Led by Rolf Erni, the scientists say their microscope could in theory improve resolution by a further factor of two. Researchers say that atomic-resolution tomography – a useful technique for finding defects in nano-scale devices – will be among the applications to benefit from this advance.

Transmission electron microscopes (TEMs) work by firing a beam of electrons through a specimen onto an imaging device behind. Interaction between the electrons and the specimen are magnified then focussed before being detected by a sensor. The width of the electron beam is the ultimate limitation to spatial resolution.

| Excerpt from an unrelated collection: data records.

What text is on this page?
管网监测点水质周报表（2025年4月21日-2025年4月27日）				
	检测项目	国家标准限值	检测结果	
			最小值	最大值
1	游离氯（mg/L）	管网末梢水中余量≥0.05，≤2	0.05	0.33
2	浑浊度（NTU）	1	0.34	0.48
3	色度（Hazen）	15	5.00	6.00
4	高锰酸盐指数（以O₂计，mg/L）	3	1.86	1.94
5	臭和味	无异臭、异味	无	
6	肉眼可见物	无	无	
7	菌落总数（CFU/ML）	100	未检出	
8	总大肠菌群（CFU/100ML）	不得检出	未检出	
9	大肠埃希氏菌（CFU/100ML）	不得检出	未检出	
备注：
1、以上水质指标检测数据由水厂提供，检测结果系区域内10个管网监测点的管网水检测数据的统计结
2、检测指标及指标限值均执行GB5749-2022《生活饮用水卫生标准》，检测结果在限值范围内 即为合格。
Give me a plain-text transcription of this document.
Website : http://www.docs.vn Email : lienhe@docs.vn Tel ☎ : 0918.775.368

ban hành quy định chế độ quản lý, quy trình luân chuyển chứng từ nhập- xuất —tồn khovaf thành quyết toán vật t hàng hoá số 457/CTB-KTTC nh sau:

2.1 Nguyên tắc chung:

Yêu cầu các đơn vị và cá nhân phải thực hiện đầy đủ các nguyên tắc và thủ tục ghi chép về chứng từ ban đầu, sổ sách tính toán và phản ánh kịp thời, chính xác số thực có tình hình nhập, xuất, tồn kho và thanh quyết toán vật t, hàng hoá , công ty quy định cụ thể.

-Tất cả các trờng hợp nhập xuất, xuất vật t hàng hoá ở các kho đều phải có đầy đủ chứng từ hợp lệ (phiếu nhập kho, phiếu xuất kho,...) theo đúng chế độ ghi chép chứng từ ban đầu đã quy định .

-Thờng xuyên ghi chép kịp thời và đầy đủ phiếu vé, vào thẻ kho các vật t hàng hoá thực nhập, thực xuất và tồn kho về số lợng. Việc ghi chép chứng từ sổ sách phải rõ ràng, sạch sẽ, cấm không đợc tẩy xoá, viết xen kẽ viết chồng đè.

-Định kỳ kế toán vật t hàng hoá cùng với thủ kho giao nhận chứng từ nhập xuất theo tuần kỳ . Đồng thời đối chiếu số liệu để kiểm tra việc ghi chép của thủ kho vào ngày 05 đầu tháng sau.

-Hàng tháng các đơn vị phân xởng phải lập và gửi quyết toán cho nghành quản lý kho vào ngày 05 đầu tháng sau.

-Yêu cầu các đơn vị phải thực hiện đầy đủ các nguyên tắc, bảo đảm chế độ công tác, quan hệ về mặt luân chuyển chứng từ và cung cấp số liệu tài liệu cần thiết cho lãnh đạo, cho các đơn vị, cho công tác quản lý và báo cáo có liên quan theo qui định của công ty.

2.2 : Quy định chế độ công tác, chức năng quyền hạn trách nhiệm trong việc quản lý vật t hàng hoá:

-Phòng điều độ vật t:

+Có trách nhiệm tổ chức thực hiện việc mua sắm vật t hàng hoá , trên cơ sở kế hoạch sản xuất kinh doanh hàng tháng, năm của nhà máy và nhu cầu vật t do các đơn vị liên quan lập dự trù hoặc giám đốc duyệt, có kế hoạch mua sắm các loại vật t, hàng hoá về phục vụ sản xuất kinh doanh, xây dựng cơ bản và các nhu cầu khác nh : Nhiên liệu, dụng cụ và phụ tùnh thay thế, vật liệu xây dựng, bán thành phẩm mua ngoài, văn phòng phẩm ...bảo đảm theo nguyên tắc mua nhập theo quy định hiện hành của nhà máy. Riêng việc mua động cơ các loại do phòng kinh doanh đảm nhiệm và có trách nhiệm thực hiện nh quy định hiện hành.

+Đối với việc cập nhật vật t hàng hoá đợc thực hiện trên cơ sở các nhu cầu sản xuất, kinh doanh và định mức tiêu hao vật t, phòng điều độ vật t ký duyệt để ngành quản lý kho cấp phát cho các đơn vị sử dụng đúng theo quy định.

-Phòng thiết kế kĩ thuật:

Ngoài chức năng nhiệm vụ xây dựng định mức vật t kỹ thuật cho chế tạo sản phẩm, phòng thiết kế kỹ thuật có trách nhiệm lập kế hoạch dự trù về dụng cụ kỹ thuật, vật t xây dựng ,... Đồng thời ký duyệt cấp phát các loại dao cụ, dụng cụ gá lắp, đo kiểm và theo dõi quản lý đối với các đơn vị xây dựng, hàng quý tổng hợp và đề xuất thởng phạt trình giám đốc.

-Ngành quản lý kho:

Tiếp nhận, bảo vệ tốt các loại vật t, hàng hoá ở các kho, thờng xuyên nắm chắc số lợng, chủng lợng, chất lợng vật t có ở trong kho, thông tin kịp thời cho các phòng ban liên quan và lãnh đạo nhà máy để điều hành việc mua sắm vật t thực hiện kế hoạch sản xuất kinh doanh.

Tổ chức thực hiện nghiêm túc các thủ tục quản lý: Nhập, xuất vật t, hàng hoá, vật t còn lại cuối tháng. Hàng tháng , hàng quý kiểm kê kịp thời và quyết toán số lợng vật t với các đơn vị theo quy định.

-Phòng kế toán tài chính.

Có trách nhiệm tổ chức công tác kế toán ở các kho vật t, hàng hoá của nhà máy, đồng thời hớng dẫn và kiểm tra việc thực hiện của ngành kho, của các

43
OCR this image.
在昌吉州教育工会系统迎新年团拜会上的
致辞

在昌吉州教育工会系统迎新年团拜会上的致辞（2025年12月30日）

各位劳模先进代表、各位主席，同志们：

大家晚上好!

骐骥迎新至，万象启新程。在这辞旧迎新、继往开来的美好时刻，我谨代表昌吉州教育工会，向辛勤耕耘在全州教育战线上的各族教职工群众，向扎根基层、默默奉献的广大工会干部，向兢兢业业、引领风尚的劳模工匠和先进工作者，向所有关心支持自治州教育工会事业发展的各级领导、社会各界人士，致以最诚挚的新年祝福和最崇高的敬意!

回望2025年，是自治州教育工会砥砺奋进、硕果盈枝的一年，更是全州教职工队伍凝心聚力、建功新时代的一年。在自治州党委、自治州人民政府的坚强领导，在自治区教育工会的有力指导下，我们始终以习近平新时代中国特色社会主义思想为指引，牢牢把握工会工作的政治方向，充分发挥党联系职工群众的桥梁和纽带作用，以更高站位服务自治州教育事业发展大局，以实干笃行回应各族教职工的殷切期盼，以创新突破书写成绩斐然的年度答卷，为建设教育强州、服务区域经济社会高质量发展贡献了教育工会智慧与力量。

Berkeley’s TEAM 0.5 has an advantage over “classic” TEMs because it corrects for spherical blurring caused by “aberrations” in the lens. In 2007, the microscope grabbed headlines when it was used to resolve spacing in a Germanium crystal of less than at 0.5 angstrom. Since then, attempts to further improve the spatial resolution have focussed on further reducing the diffraction caused by lens aberrations.

Probing deeper

Taking a different approach, Rolf Erni and his colleagues turned their attention to the electron probe itself. They realized that the electron source and the geometrical source size are crucial parameters that govern the size of the electron beam. Analysis of a range of different electron sources led to the optimum set up (Phys. Rev. Lett. 102.096101).

“Simply put, TEAM 0.5 is the best transmission electron microscope in the world, representing a quantum leap forward in instrumentation,” said Alex Zetti, a physicist at Berkeley, who was not involved in this latest research.

“Resolution is also still a limitation in our ability to image the structure of amorphous materials and this is an important step forward.” said Andrew Bleloch, an electron microscope researcher at the University of Liverpool

He added, “As a frivolous illustration, if the electron wave is scaled up to light wavelengths then it would be the equivalent of a microscope resolving a human hair in Manchester from London (roughly 250km).